Self-dissimilarity as a high dimensional complexity measure
David Wolpert, Intelligent Systems Division, NASA Ames
tc.arc.nasa.gov/people/dhw
For many systems characterized as ``complex'' the
patterns exhibited on different scales differ markedly from one
another. For example the biomass distribution in a human body ``looks
very different'' depending on the scale at which one examines it.

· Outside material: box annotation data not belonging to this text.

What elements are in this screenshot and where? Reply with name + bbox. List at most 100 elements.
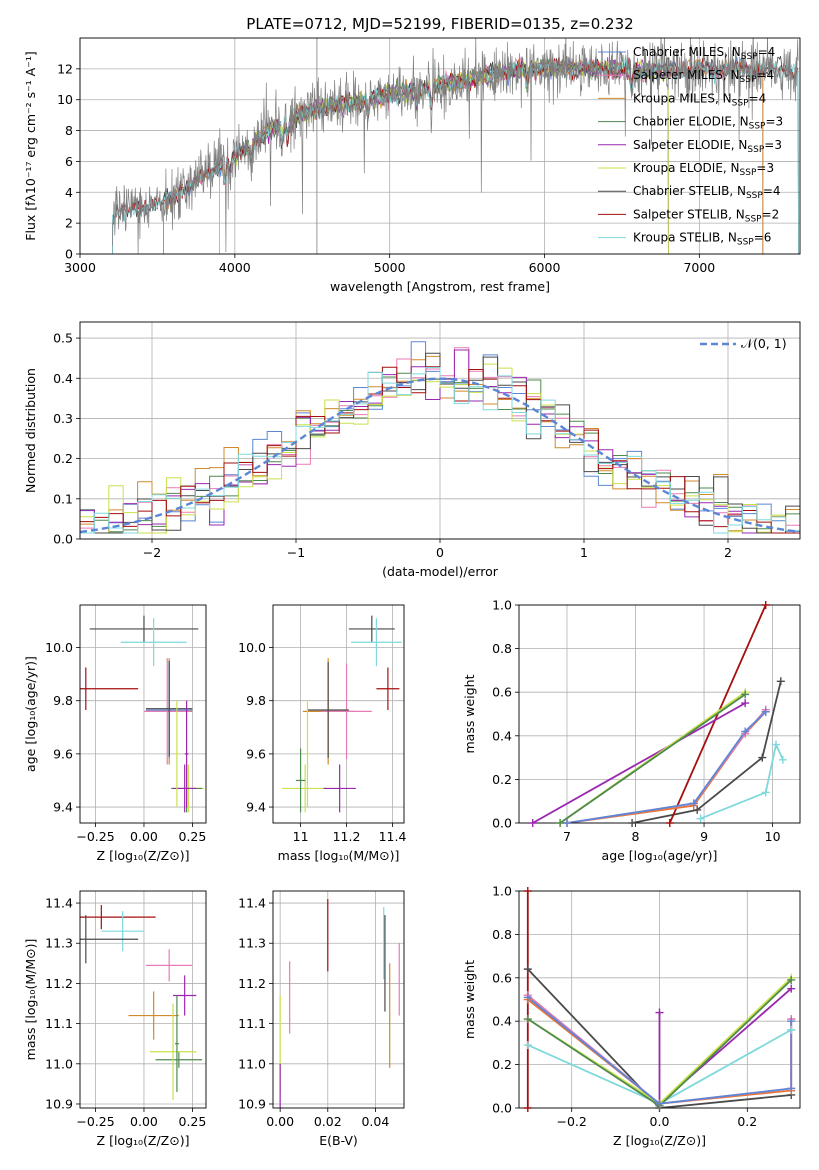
x-tick-label: 4000 [219, 260, 251, 275]
y-tick-label: 9.4 [246, 800, 266, 815]
y-tick-label: 9.6 [246, 746, 266, 761]
x-tick-label: 0.0 [650, 1114, 670, 1129]
plot-area [279, 899, 400, 1108]
plot-area [112, 38, 799, 254]
x-tick-label: 11.2 [333, 829, 361, 844]
weight-marker [761, 601, 770, 609]
x-axis-label: (data-model)/error [382, 564, 499, 579]
axes-frame [272, 604, 405, 824]
weight-marker [787, 975, 796, 984]
x-tick-label: 0.02 [314, 1114, 342, 1129]
y-axis-label: Normed distribution [23, 368, 38, 493]
weight-marker [741, 690, 750, 699]
normal-curve [80, 377, 798, 534]
y-tick-label: 12 [57, 61, 73, 76]
y-tick-label: 9.6 [53, 746, 73, 761]
observed-spectrum [112, 38, 799, 254]
x-tick-label: 7000 [683, 260, 715, 275]
legend-entry: Salpeter STELIB, NSSP=2 [633, 207, 779, 224]
weight-line [566, 711, 767, 823]
panel-spectrum: 3000 4000 5000 6000 7000 0 2 4 6 8 10 12 wavelength … [23, 37, 801, 294]
y-tick-label: 0.2 [53, 451, 73, 466]
y-tick-label: 0.0 [492, 1101, 512, 1116]
legend-entry: Salpeter MILES, NSSP=4 [633, 68, 774, 85]
weight-line [566, 711, 767, 823]
x-tick-label: 5000 [374, 260, 406, 275]
x-tick-label: 2 [724, 545, 732, 560]
panel-residuals: −2 −1 0 1 2 0.0 0.1 0.2 0.3 0.4 0.5 (data-model)/er… [23, 321, 801, 579]
y-tick-label: 0.4 [53, 371, 73, 386]
weight-marker [693, 805, 702, 814]
weight-marker [761, 707, 770, 716]
x-tick-label: 0.00 [130, 1114, 158, 1129]
y-tick-label: 11.4 [45, 896, 73, 911]
y-tick-label: 0.8 [492, 927, 512, 942]
weight-marker [562, 819, 571, 827]
weight-marker [787, 1084, 796, 1093]
x-tick-label: 11 [293, 829, 309, 844]
x-axis-label: age [log₁₀(age/yr)] [602, 848, 718, 863]
y-tick-label: 0 [65, 247, 73, 262]
axes-frame [518, 604, 801, 824]
panel-age_vs_mass: 11 11.2 11.4 9.4 9.6 9.8 10.0 mass [log₁₀(M/M⊙)… [238, 604, 407, 863]
weight-line [559, 693, 746, 823]
y-tick-label: 11.3 [238, 936, 266, 951]
histogram-step [80, 367, 800, 539]
x-tick-label: 0.00 [266, 1114, 294, 1129]
y-tick-label: 0.8 [492, 641, 512, 656]
plot-area [80, 615, 205, 813]
weight-marker [787, 1025, 796, 1034]
x-axis-label: Z [log₁₀(Z/Z⊙)] [97, 848, 190, 863]
y-tick-label: 10.9 [45, 1096, 73, 1111]
x-tick-label: 6000 [529, 260, 561, 275]
x-axis-label: wavelength [Angstrom, rest frame] [330, 279, 550, 294]
x-tick-label: −1 [287, 545, 305, 560]
y-tick-label: 0.6 [492, 970, 512, 985]
y-tick-label: 11.2 [45, 976, 73, 991]
y-tick-label: 10.9 [238, 1096, 266, 1111]
grid [519, 604, 800, 824]
y-tick-label: 0.5 [53, 331, 73, 346]
y-tick-label: 8 [65, 123, 73, 138]
x-axis-label: Z [log₁₀(Z/Z⊙)] [613, 1133, 706, 1148]
x-tick-label: 0.25 [179, 1114, 207, 1129]
x-tick-label: 7 [563, 829, 571, 844]
plot-area [80, 905, 203, 1100]
weight-marker [776, 677, 785, 686]
weight-line [631, 681, 782, 823]
y-tick-label: 0.0 [492, 816, 512, 831]
y-tick-label: 11.4 [238, 896, 266, 911]
panel-mass_vs_ebv: 0.00 0.02 0.04 10.9 11.0 11.1 11.2 11.3 11.4 E(B-… [238, 890, 405, 1148]
y-tick-label: 9.4 [53, 800, 73, 815]
axes-frame [79, 321, 801, 540]
weight-marker [556, 819, 565, 827]
plot-area [532, 605, 784, 823]
weight-marker [772, 740, 781, 749]
weight-marker [741, 727, 750, 736]
y-tick-label: 10 [57, 92, 73, 107]
weight-line [527, 968, 792, 1108]
x-tick-label: 9 [700, 829, 708, 844]
legend-entry: Kroupa STELIB, NSSP=6 [633, 231, 771, 248]
x-axis-label: E(B-V) [319, 1133, 358, 1148]
weight-marker [523, 965, 532, 974]
grid [273, 605, 404, 823]
weight-marker [741, 699, 750, 708]
y-axis-label: Flux [fλ10⁻¹⁷ erg cm⁻² s⁻¹ A⁻¹] [23, 51, 38, 240]
x-tick-label: 11.4 [379, 829, 407, 844]
y-tick-label: 0.4 [492, 1014, 512, 1029]
y-axis-label: age [log₁₀(age/yr)] [23, 656, 38, 772]
y-tick-label: 0.4 [492, 728, 512, 743]
legend-entry: 𝒩(0, 1) [741, 336, 787, 351]
weight-marker [523, 887, 532, 895]
y-tick-label: 1.0 [492, 884, 512, 899]
x-tick-label: −0.2 [557, 1114, 587, 1129]
plot-area [282, 615, 402, 813]
panel-weight_vs_age: 7 8 9 10 0.0 0.2 0.4 0.6 0.8 1.0 age [log₁₀(age/yr… [462, 598, 801, 863]
panel-weight_vs_Z: −0.2 0.0 0.2 0.0 0.2 0.4 0.6 0.8 1.0 Z [log₁₀(Z/Z… [462, 884, 801, 1148]
weight-marker [628, 819, 637, 827]
weight-marker [665, 819, 674, 827]
weight-marker [758, 753, 767, 762]
weight-marker [689, 799, 698, 808]
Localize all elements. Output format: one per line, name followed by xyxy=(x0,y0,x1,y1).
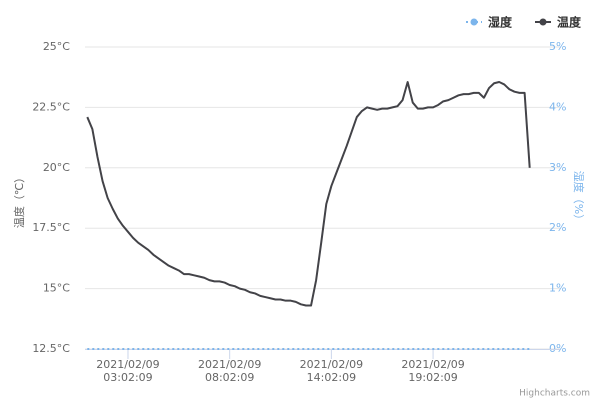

Conversely, the patterns at different scales in ``simple'' systems
(e.g., gases, mountains, crystals) vary little from one scale to
another. Accordingly, the degrees of self-{\it dis}similarity between
the patterns of a system at various scales constitute a complexity
``signature'' of that system.
Here I present a novel quantification of
self-dissimilarity. This quantification can be measured for many kinds
of real-world data. This allows comparisons of the complexity
signatures of wholly different kinds of systems (e.g., systems
involving information density in a digital computer vs. species
densities in a rain-forest vs. capital density in an economy,
etc.). Moreover, in contrast to many other suggested complexity
measures, evaluating the self-dissimilarity of a system does not
require one to already have a model of the system.
These facts may allow self-dissimilarity signatures to be used
as the underlying observational variables of an eventual overarching
theory relating all complex systems. To illustrate self-dissimilarity
I present several numerical experiments. In particular, I show that
underlying structure of the logistic map is picked out by the
self-dissimilarity signature of time series' produced by that map.